「作ること」と「作ったもの」を取り違える
原文は Jason Fried により に公開されました。 このブログを購読する
プロダクトをどれだけ速く開発したかで、そのプロダクトの良し悪しが決まるわけではない。コミットの数で良し悪しが決まるわけではない。何人、あるいは何体のエージェントが取り組んだかで決まるわけでもない。どれだけ時間を注ぎ込んだかで決まるわけでもない。週末に働いたか、夜遅くまで働いたかも、良し悪しとは関係ない。こうしたことを語るのは、一見プロダクトについて語っているように聞こえるが、実際にはプロダクトのことなど何も語っていない。
それらはすべて開発の指標や働き方のスタイルに過ぎない。プロダクトそのものについては何も語らない。どれも裏方の話だ。作る側にとっては重要かもしれないが、使う側にとって本質的に重要なわけではない。

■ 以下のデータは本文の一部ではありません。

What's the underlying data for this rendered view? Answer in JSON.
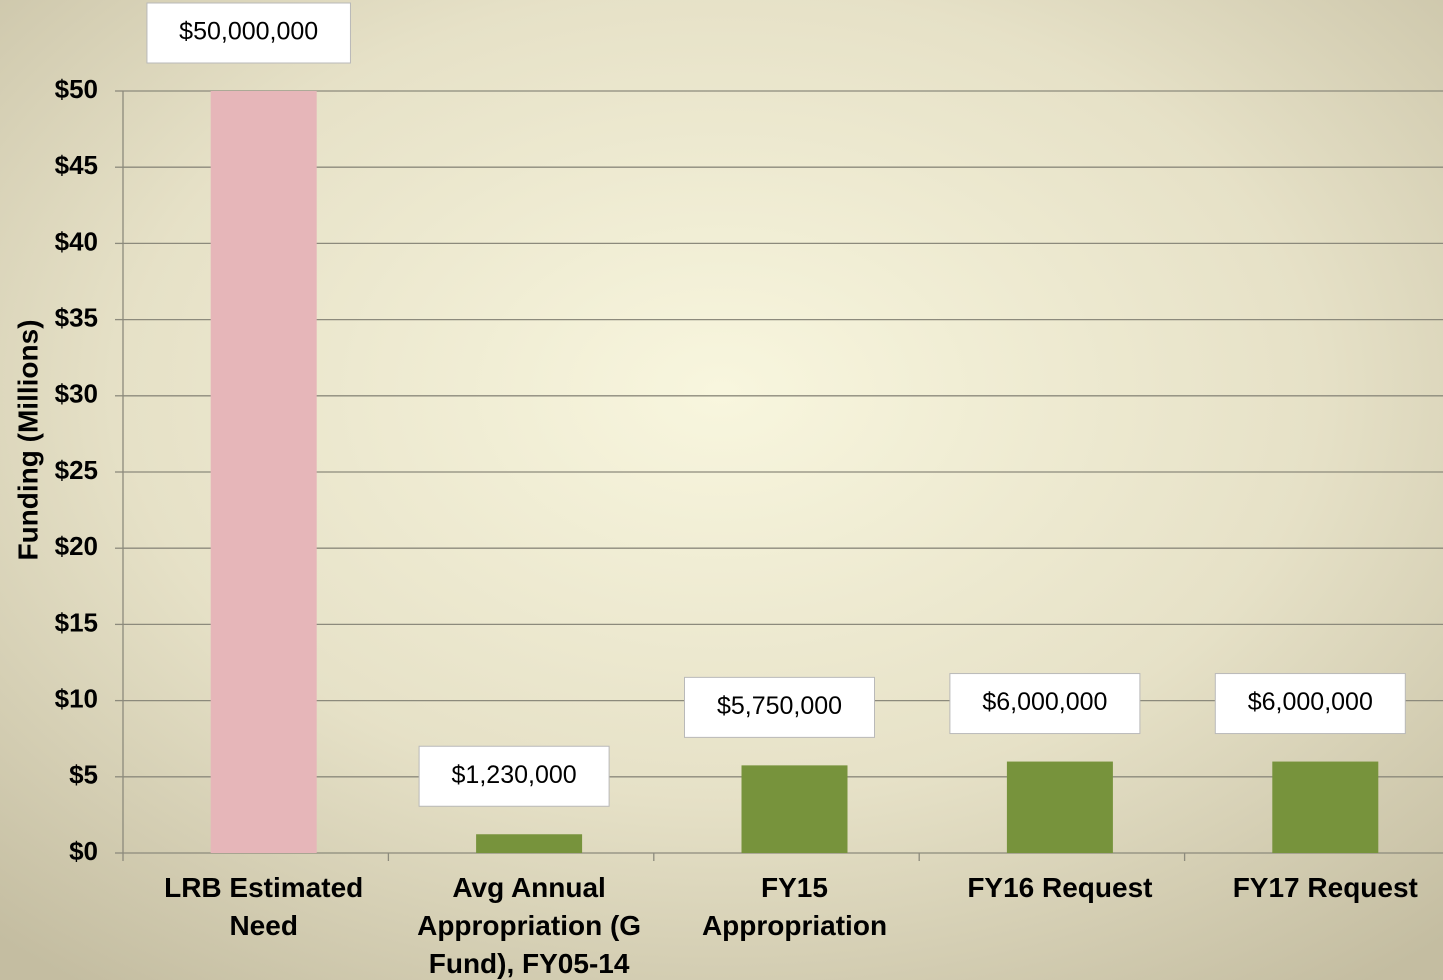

開発の指標や働き方のスタイルは、フィット感について何も語らない。品質についても何も語らない。わかりやすさについても何も語らない。使いやすさについても何も語らない。有用性についても何も語らない。パフォーマンスについても何も語らない。顧客がそのプロダクトを使ったときにどう感じるかについても、何も語らない。
それは、キッチンに何人の料理人がいたか、シフトがどれだけ長かったか、何件の注文をさばいたか、片付けのために何時まで残ったかを語ってレストランを評価するようなものだ。そのどれも、料理についても、プロダクトについても、顧客の体験についても何も教えてはくれない。
「作ること」と「作ったもの」を取り違えるのは、キッチンと料理、あるいは設計図と建物を取り違えるようなものだ。両者はつながっているが、同じものではない。そして、どちらがはるかに重要かは明らかだ。